Israel x Hamas e a guerra com nossos pares ideológicos
A guerra entre Israel e Hamas está completando um mês. É uma tragédia.
Desde 7 de outubro, quando membros do Hamas promoveram aquela selvageria inominável, e a cada dia a partir dali, com a reação absolutamente desumana do governo israelense, esse nó aqui se instala quando se navega nas redes sociais e nos portais de notícia.
O nó é de dor. Mas tem um outro sentimento junto.
É uma coisa muito doida, mas nesse mundo hiperconectado há uma sensação de imensa solidão.

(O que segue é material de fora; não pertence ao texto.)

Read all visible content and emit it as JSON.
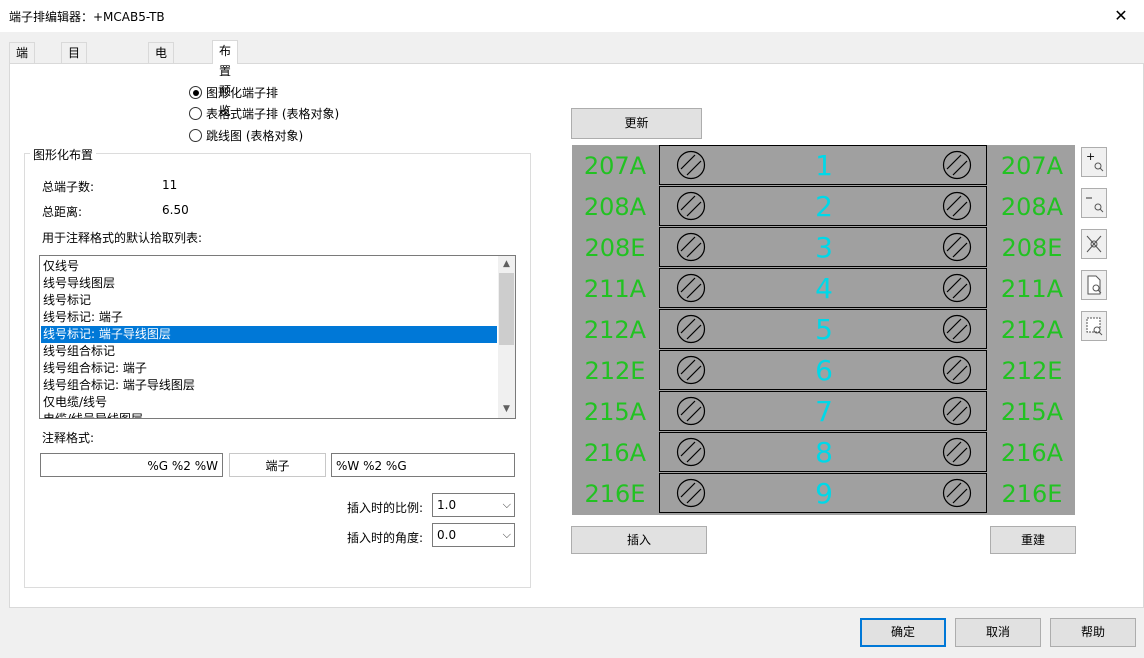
{
  "window": {
    "title": "端子排编辑器：+MCAB5-TB",
    "close_icon": "close-icon"
  },
  "tabs": [
    {
      "label": "端子排"
    },
    {
      "label": "目录代号指定"
    },
    {
      "label": "电缆信息"
    },
    {
      "label": "布置预览",
      "active": true
    }
  ],
  "layout_options": {
    "items": [
      {
        "label": "图形化端子排",
        "selected": true
      },
      {
        "label": "表格式端子排 (表格对象)",
        "selected": false
      },
      {
        "label": "跳线图 (表格对象)",
        "selected": false
      }
    ]
  },
  "graphic_layout": {
    "title": "图形化布置",
    "total_terminals_label": "总端子数:",
    "total_terminals_value": "11",
    "total_distance_label": "总距离:",
    "total_distance_value": "6.50",
    "pick_list_label": "用于注释格式的默认拾取列表:",
    "pick_list": [
      "仅线号",
      "线号导线图层",
      "线号标记",
      "线号标记: 端子",
      "线号标记: 端子导线图层",
      "线号组合标记",
      "线号组合标记: 端子",
      "线号组合标记: 端子导线图层",
      "仅电缆/线号",
      "电缆/线号导线图层"
    ],
    "pick_list_selected_index": 4,
    "annotation_label": "注释格式:",
    "annotation_left": "%G %2 %W",
    "annotation_middle": "端子",
    "annotation_right": "%W %2 %G",
    "insert_scale_label": "插入时的比例:",
    "insert_scale_value": "1.0",
    "insert_angle_label": "插入时的角度:",
    "insert_angle_value": "0.0"
  },
  "preview": {
    "refresh_label": "更新",
    "insert_label": "插入",
    "rebuild_label": "重建",
    "colors": {
      "background": "#a0a0a0",
      "number": "#00d8e8",
      "wire_label": "#22c222"
    },
    "rows": [
      {
        "num": "1",
        "left": "207A",
        "right": "207A"
      },
      {
        "num": "2",
        "left": "208A",
        "right": "208A"
      },
      {
        "num": "3",
        "left": "208E",
        "right": "208E"
      },
      {
        "num": "4",
        "left": "211A",
        "right": "211A"
      },
      {
        "num": "5",
        "left": "212A",
        "right": "212A"
      },
      {
        "num": "6",
        "left": "212E",
        "right": "212E"
      },
      {
        "num": "7",
        "left": "215A",
        "right": "215A"
      },
      {
        "num": "8",
        "left": "216A",
        "right": "216A"
      },
      {
        "num": "9",
        "left": "216E",
        "right": "216E"
      }
    ],
    "zoom_tools": [
      "zoom-in-icon",
      "zoom-out-icon",
      "zoom-extents-icon",
      "zoom-page-icon",
      "zoom-window-icon"
    ]
  },
  "footer": {
    "ok_label": "确定",
    "cancel_label": "取消",
    "help_label": "帮助"
  }
}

Isso porque toda vez que eu cogitei compartilhar qualquer uma das minhas percepções dessa guerra eu automaticamente me contive. E me recolhi. Com medo.
Medo de que? Bom, minhas percepções são nuançadas, variam, têm altos e baixos, têm ressalvas. E no mundo atual isso é muito condenável.
Eu queria falar nas redes da profunda tristeza que eu sinto ao ver cada uma daquelas cenas de crianças sendo massacradas em Gaza. Aquilo me rasga, como deve machucar a muitos de vocês.
Mas eu não quero fazer isso aderindo ao canto “Do Rio ao Mar”, que pressupõe a eliminação de Israel do mapa. E ao aventar essa nuance sei que boa parte da esquerda não toleraria meu depoimento.
Eu queria falar como só de imaginar o que é ter um parente — quanto mais crianças ou idosos — sequestrados por um mês por um grupo terrorista que teve a frieza de exterminar outros tantos idosos e crianças com absurda crueldade no dia 7, eu tenho vontade de deitar em posição fetal na minha cama.
Mas eu não quero fazer isso aderindo a uma política que foi tomando territórios palestinos e condenando uma população inteira ao status de refugiados em sua própria terra. Só que essa ressalva me colocaria imediatamente numa categoria de antissemita para parte da direita.
Não há como se horrorizar com a barbárie do dia 7 de outubro e relativizar que a reação com bombardeios a locais de onde a população civil não saiu é indefensável.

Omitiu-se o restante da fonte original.